Basics to learn before using data analysis tools
The selection of data analysis tools is a critical business decision. If it fits to the business requirements, it guides decision-making. There are numerous tools for effective data analysis.
Selecting from the wide array depends on users’ technical backgrounds, data literacy, domain requirements, business objectives, etc. This section introduces prerequisites and factors for learning and choosing data analysis tools.
Even the easiest GUI-based analytical dashboards expect their users to have basic data analysis knowledge. They must have the fundamental Data Analyst skills listed below to grasp the analytics process fully.
- Mathematical and analytical skills
- Statistical programming using languages like R, Python
- Creative and critical thinking ability
- Interaction with SQL and Excel
- Data visualization and communication
How to choose the right data analytics tool?
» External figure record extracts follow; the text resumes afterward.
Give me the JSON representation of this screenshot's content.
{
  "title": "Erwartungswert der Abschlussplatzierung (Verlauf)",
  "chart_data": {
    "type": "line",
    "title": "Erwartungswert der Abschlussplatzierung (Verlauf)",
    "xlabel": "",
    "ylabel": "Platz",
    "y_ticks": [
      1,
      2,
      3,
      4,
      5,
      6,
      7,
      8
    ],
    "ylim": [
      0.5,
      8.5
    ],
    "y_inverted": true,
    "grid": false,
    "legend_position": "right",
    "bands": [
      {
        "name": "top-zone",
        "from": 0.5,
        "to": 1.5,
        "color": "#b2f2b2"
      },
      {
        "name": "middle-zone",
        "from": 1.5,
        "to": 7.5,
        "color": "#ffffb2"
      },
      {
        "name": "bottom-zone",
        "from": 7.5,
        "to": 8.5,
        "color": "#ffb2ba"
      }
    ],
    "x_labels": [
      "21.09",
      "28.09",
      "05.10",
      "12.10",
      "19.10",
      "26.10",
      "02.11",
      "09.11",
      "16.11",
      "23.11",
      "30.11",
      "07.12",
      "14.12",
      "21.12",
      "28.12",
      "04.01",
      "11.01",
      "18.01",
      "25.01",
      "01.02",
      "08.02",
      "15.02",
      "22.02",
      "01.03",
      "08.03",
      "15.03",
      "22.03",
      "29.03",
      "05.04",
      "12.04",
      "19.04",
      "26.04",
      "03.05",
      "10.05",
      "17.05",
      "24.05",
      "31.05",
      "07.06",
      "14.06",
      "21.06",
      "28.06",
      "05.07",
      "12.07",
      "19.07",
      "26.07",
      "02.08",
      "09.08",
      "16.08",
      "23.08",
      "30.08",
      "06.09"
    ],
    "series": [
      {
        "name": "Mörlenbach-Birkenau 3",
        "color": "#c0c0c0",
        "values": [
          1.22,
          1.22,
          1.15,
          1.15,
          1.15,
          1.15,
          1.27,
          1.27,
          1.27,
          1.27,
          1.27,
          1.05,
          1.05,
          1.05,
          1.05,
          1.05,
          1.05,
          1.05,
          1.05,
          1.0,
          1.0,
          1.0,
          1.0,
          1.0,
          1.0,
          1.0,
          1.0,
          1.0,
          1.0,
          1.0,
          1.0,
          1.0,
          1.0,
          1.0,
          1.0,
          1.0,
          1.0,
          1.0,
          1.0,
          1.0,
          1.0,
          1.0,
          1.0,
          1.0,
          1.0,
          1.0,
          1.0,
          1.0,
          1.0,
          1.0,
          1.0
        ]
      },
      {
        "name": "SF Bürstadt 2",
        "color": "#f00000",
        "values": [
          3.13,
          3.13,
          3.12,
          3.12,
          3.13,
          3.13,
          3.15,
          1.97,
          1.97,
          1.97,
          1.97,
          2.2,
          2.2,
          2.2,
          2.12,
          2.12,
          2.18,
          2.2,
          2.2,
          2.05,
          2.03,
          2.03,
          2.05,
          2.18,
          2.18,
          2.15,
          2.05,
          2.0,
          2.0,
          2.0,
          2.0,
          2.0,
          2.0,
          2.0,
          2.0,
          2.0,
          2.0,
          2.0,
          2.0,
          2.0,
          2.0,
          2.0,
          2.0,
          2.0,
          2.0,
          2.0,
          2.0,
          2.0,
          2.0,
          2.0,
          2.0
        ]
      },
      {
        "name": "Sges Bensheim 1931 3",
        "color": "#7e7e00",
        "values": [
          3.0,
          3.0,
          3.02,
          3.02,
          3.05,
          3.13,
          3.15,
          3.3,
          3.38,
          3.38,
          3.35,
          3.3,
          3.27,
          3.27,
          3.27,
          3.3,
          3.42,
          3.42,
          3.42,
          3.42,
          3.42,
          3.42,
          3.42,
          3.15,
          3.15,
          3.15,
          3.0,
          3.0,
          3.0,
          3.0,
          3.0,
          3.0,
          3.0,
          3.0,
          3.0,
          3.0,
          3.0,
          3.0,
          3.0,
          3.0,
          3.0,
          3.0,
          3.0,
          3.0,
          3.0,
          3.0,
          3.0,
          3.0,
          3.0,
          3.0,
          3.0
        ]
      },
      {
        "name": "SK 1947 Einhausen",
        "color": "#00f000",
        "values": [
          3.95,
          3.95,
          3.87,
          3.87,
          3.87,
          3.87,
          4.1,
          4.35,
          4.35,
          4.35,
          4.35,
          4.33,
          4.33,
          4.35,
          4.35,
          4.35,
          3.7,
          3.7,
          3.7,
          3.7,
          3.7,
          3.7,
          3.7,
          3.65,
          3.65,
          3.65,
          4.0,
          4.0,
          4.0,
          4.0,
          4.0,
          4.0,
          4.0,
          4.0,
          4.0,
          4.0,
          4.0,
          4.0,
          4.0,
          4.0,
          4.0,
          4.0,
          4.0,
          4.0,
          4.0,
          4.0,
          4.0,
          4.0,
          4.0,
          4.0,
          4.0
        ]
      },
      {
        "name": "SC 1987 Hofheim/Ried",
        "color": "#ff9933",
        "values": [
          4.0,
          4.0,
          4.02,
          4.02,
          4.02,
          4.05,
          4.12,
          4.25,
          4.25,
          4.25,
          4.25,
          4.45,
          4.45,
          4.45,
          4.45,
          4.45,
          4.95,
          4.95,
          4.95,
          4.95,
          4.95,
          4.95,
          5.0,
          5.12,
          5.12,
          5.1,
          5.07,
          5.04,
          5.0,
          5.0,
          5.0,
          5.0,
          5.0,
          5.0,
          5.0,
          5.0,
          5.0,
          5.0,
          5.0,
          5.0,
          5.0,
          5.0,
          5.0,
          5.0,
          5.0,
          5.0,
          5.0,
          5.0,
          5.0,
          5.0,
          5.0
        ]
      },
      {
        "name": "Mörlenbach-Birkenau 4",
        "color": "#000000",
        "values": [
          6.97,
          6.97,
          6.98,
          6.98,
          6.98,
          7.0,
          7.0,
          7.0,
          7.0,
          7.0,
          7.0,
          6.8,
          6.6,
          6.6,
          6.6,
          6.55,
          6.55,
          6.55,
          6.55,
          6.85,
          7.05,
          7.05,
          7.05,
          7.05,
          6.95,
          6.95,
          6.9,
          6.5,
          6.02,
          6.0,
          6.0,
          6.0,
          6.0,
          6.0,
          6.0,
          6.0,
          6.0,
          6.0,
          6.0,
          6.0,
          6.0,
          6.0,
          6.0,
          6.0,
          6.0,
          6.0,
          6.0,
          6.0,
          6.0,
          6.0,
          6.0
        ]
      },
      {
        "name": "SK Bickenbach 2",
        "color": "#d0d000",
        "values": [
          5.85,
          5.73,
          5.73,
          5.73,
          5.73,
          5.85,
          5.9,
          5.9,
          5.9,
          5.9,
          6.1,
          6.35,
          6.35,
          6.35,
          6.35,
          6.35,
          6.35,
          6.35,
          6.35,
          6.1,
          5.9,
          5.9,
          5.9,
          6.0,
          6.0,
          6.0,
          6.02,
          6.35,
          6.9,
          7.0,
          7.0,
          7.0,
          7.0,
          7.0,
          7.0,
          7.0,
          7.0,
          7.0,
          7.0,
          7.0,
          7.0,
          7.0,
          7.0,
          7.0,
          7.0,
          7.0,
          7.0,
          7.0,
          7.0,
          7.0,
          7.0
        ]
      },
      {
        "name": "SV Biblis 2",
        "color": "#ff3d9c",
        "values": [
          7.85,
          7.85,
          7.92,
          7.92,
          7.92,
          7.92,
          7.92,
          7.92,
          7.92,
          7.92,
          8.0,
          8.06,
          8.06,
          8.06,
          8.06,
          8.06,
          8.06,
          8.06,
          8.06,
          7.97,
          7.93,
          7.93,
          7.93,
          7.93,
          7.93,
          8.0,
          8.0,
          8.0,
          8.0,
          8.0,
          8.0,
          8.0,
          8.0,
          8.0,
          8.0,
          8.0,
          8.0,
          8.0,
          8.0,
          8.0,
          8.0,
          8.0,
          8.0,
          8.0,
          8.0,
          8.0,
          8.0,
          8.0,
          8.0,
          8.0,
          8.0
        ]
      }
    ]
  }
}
It requires effort to select an ideal analytics solution for your business. Considering the below-mentioned factors, one can select appropriate tools that guide strategic decision-making and uncover new revenue streams for business proliferation.
Find your business objectives: It is important to identify business objectives to find a tool that satisfies existing and future business outcomes.
Industry-specific tool: Search for a platform that is industry-specific and has the capabilities to solve domain-related issues to create better opportunities.
Democratizing access to data: Data should be available to everyone using the data. Irrespective of the technical skills, all the managers, business executives, and developers should be able to use and question the data for insight building. Thus, a tool with an interactive dashboard, seamless data integration, and creative visualization can be chosen for easy usage and data access.
Pricing: Although there are various free analytics platforms available. Other premium and paid versions of the analytics platforms have subscriptions, hidden fees, and different costs associated with them. Businesses should learn pricing policies before investing to select from the tools.
Security, Agility, and Scalability: The analytics platforms should abide by the security norms for building trusted solutions. The tools should be agile for the business and should be scalable according to the business needs.
Data analysis tools are an integral part of modern-day data-driven businesses. These tools are unified solutions offering data integration, security, visualization, and advanced analytics.
Optimized use of analysis platforms leverages businesses with strategic decision-making, business intelligence, error reduction, and product development. The agility and robustness of the tools let businesses find answers to the hardest business questions.
With a wide variety of online data analysis tools in the market, one can choose an optimal analytics solution for the business.
What are some best free data analysis software?
Google Analytics, Zoho Analytics, Qlik Sense, and MS Excel are among the best free data analysis software tools available for online analysis of data.
How can I analyze data for free?
Many good free online data analysis tools to analyze data for free. Tools like Python, Microsoft Excel, R, Apache Stark and Hadoop, and more. You can work with anyone of them according to your requirements for online data analysis.
What is the best tool for data analytics?
The best tool for analysis varies based on various aspects of your specific use case, requirements, and expertise. Tableau, Power BI, Jupyter Notebook, etc., are some of the best online analysis of data tools. You can also avail of their paid versions for more features.